We curently have a corporate WiSM estate that anchors a guest wireless network to a 4402 controller sat within a DMZ. This then uses a custom web bundle for local user authentication, the users which are added by any receptionists at either of two sites.
What is being proposed now, which I could be right in thinking is impossible due to the porposal interfering with our current guest setup, is that an additional internal custom page be added for a different SSID (am I right in thinking that the controller can only use one internal web authentication page?) and have users authenticating using a RADIUS authentication instead of local users. This, without interfering with the existing local user authentication policy on the original guest wireless.

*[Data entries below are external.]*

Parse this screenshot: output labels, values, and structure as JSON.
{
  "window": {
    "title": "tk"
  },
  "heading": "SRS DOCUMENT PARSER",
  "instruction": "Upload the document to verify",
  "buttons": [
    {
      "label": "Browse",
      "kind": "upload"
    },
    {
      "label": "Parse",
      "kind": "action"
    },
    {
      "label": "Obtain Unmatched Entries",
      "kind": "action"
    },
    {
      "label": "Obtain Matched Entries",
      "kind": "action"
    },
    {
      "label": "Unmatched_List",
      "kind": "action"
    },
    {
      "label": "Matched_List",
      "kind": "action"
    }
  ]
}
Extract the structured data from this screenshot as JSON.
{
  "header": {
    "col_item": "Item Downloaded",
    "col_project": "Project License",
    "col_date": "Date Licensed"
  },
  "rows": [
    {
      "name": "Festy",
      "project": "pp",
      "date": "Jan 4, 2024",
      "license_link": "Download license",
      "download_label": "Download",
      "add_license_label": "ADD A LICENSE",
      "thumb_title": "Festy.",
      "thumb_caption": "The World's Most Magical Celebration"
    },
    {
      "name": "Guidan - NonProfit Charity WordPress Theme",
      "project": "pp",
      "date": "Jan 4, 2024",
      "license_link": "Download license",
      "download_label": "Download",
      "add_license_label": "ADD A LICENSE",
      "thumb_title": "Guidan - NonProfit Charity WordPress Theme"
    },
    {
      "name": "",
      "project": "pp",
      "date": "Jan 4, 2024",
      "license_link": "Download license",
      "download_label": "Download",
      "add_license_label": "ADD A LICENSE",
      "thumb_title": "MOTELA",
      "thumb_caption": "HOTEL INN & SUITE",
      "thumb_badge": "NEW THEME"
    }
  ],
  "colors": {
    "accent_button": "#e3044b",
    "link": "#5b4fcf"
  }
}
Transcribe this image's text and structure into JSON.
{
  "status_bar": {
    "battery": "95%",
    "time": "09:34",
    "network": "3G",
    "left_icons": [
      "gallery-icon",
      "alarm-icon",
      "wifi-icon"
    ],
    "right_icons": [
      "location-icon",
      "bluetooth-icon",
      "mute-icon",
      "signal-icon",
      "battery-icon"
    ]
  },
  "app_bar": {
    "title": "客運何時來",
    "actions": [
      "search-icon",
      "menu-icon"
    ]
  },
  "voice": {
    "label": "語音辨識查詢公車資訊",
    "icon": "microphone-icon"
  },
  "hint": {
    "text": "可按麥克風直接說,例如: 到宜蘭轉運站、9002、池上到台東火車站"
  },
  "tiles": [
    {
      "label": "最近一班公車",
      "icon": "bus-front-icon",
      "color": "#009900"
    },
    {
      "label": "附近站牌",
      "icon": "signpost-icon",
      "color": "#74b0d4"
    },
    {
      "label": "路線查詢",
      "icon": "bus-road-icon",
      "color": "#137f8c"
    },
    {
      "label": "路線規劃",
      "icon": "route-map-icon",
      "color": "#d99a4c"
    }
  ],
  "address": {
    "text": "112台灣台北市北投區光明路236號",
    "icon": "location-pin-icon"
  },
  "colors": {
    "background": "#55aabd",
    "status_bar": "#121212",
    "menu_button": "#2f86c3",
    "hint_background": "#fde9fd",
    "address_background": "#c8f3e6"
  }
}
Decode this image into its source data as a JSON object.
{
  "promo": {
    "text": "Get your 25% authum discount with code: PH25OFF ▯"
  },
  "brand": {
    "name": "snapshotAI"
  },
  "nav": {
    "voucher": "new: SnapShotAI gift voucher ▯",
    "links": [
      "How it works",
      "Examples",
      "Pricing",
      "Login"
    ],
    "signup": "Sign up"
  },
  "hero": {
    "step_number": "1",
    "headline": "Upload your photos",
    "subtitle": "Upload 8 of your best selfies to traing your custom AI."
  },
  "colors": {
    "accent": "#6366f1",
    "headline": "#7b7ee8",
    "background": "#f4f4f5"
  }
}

Then there is the suggestion of having users get IP addresses on different subnets on a per site basis for audit purposes. I understand AP Group VLANs can do this (we currently have this on our 3 centralised WiSMs), but as no access points associate to the anchor controller itself, any AP group VLANs would sit there redundantly, right? It was suggested to have differernt VLANs per site, but our current guest setup is a blanket subnet for the entirity of the WLAN and is the way I had envisioned this new SSID to be configured.
AP Group VLANs where they would be negated, different Web Authentication policy for different SSIDs and then the authentication itself being handled by a new RADIUS server instead of the local user policy currently in place for an existing SSID... HELP!!!